The patient was transported by the crew without incident and was lost to follow-up by EMS. However, this case shows that sometimes our patients will know exactly what is wrong, which underscores the importance of obtaining a good history.

  • What conditions could this patient have which caused his SVT?
  • What treatments may this patient receive if he continues to suffer from SVT?


  • Brian says:

    Why run a twelve lead when three congruent leads are showing svt? Hes going to get the adenocard either way because of his complaints and ekg findings. Just curious

  • renegade medic says:

    I also run 12-Leads on anyone experiencing any cardiac problem. I would assume that the crew was assessing for obvious signs as to the cause, such as an aberrant pathway or flutter waves/fibrillation. It is also extremely helpful for the recieving staff (assumably a cardiologist at the facility) to view EMS EKGs as this gives them an idea of what happpened when the event was occurring or had just occurred.

  • Floyd says:

    What other medications could be used if adenosine failed to convert? I have amiodarone and metoprolol.

  • Floyd says:

    Since you noted elevation in aVR and the possibility of orthodromic AVRT wouldnt procainamide be preferred?

  • Travis says:

    WOW all I got to say is some of yoy scare me an I hope yaw dont work EMS in greenville,pickens, andersona area of SC .. To the person that ask ”why even run a 12 lead” I sure hope your still in medic class cause 12 lead should be ran on any call cardiac in nature, an even on mva with significant trauma to chest an complains off chest pain..have seen AMI in the field without CP here lately so my thoughoots are if you gona put a pt on moniter than why not spend 60 to 90mon to do a 12lead…an about amio bein toxic then its prob cause you aint admin it right, a lot of people dont. It says clear as day that you Dilute it in 20cc normal saline, which combats the toxicology..an what bout d50 very necrotic stuff an awful on veins..an lidocain isnt much better than amio…. As far as this pt goes I woukd like to see a lewis lead ran on this pt

  • Nicky G says:

    I think the value of a 12 lead in these cases is that V1 and V2 can give a good view of P waves if not obvious in the limb leads.

  • Floyd says:

    12 Leads are prudent as long as the patient is stable enough to obtain one. Just like in cardiac arrest once the patient converts to a rhythm that will sustain life a 12 lead needs to be obtained.

  • Robert Fielding says:

    Travis: Did your paramedic class require basic English composition as a requirement? I hope you don’t speak the same way you spell…

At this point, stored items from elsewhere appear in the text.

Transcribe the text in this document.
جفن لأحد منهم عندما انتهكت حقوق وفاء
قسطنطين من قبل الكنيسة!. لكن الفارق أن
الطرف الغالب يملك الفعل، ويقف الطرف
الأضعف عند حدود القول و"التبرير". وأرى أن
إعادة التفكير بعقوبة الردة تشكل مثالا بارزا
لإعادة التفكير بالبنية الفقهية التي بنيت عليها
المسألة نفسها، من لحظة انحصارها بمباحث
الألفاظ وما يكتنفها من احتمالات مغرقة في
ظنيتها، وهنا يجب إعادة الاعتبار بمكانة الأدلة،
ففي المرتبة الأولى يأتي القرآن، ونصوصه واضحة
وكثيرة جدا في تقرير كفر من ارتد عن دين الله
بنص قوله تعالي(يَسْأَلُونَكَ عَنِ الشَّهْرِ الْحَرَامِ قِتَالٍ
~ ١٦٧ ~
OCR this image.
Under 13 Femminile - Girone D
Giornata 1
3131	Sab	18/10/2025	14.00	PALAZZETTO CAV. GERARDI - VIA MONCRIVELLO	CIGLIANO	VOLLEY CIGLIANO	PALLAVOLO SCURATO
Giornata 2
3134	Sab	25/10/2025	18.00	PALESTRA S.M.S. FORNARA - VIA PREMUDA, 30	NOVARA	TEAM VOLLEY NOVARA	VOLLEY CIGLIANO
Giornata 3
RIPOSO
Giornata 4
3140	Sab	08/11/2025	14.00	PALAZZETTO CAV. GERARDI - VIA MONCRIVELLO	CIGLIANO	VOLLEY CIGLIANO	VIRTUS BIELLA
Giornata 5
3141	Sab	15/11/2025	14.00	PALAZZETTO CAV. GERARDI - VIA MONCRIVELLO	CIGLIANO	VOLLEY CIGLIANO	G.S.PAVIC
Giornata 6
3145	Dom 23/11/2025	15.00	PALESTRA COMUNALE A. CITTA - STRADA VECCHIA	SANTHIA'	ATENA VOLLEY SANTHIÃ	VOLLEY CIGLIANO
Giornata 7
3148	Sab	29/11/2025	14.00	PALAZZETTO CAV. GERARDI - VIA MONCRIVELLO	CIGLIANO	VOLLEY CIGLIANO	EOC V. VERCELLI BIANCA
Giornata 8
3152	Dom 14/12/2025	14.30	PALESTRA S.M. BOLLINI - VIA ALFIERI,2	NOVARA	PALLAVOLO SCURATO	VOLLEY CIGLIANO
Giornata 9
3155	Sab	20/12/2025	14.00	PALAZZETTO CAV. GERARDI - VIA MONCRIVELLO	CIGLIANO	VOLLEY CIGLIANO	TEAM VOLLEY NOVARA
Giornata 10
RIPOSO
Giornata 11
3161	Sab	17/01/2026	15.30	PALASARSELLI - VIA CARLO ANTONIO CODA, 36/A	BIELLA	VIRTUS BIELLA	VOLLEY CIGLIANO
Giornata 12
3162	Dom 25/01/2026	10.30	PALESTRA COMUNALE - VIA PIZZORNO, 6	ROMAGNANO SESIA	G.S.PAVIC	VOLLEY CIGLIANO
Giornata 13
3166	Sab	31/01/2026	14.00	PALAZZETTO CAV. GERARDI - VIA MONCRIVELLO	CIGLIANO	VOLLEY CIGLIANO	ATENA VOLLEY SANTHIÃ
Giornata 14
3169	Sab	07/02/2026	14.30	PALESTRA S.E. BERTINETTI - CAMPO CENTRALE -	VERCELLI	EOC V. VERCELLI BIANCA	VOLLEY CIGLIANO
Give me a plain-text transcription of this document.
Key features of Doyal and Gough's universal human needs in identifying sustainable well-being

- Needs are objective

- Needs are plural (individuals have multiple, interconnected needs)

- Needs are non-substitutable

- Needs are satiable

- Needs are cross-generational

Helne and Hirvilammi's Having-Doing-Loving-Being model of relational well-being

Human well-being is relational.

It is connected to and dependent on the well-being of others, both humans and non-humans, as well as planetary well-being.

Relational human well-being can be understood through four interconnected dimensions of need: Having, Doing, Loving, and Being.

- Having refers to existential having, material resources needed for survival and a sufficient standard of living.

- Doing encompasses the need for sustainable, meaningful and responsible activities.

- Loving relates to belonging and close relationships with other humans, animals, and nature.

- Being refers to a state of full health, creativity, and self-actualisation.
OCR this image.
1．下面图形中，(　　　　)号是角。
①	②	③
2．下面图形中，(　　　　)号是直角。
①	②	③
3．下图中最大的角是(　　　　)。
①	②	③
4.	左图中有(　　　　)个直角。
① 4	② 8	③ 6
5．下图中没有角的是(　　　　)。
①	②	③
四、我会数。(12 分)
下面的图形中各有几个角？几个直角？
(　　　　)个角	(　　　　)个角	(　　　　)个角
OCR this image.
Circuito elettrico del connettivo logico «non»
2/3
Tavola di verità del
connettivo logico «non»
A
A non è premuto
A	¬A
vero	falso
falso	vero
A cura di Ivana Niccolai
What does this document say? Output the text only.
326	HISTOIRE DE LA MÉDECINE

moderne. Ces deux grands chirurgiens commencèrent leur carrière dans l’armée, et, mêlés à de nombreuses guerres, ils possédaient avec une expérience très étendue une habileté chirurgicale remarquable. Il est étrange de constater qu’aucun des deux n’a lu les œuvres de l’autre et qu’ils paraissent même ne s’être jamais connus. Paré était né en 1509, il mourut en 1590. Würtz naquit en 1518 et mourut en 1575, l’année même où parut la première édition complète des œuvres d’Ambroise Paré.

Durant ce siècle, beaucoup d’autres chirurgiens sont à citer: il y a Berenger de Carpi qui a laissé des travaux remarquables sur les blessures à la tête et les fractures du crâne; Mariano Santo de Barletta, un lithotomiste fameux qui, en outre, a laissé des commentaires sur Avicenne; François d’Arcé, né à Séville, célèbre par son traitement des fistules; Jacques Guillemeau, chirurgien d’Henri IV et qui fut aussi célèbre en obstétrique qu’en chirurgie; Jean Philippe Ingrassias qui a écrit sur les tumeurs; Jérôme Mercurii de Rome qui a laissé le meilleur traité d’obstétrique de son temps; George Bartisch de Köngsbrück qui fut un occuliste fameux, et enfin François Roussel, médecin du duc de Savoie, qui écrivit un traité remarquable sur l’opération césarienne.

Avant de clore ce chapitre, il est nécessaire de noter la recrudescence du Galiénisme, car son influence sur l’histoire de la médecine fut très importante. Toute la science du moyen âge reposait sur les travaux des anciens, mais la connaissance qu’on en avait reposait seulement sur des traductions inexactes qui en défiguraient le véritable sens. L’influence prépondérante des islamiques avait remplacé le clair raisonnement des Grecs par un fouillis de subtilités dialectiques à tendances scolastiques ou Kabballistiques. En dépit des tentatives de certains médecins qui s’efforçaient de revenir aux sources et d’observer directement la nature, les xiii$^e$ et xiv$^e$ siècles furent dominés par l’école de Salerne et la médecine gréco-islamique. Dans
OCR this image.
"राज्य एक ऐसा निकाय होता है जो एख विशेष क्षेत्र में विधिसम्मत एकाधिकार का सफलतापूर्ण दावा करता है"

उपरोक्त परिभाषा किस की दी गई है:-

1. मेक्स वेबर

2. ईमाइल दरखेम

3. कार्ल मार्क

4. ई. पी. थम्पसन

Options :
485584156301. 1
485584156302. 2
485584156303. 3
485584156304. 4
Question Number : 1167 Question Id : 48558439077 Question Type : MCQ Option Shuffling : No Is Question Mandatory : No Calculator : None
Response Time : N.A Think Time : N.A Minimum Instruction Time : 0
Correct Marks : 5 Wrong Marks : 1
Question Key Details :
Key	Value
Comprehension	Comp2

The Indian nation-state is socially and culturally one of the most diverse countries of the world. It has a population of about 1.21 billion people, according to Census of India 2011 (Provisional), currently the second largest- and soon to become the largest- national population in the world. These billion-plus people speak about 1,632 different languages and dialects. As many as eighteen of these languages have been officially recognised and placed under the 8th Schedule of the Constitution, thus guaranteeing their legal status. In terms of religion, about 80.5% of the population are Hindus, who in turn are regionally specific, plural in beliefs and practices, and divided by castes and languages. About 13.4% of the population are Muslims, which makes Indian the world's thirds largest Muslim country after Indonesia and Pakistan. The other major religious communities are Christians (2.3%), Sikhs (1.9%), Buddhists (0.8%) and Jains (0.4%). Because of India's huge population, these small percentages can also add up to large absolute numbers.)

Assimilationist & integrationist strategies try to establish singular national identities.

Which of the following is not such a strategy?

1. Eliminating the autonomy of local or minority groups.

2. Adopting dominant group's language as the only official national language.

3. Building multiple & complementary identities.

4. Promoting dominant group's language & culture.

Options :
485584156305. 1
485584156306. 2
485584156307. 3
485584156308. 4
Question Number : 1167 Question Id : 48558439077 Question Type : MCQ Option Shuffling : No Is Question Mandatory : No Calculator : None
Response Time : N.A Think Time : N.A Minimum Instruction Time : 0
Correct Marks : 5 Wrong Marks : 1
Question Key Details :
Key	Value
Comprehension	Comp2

    12 lead acquisition can give you a better understanding of the underlying rhythm. For example, retrograde p waves, st depression, and absence of p waves all give you confirmation of the rhythm. Some of these subtle features are not seen in every lead.

  • Christopher says:

    I would prefer metoprolol over amiodarone if 6/12/12 of adenosine fail to convert the rhythm. However, if they are in extremis, sedation and cardioversion is probably a better route.

  • Christopher says:

    A 12-Lead ECG gives you a better look at what is going on. A single 3-Lead only shows you part of the rhythm. VT can look narrow in some leads and wide in others, conversely, SVT can look wide in some leads and narrow in others.
    Rarely is a patient so unstable you cannot acquire a 12-Lead prior to your treatment.

  • zac says:

    it's common AVNRT – pseudo S waves in inferior Leads and pseudo R wave rsR in V1 a slow-fast reentry circuit – adenosine if stable    

  • Paul says:

    “an about amio bein toxic then its prob cause you aint admin it right, a lot of people dont. It says clear as day that you Dilute it in 20cc normal saline, which combats the toxicology”

    NO IT DOESN’T! You shouldn’t be a medic if you don’t know how toxic amiodarone is or how it works. And as for saying “then its prob cause you aint admin it right, a lot of people dont,” you aren’t administering it correctly at all! Amiodarone is not “diluted in 20cc’s of normal saline.” It is mixed in a 100cc bag of D5W/NS, and administered as an infusion over 10 minutes. You scare the hell out of me.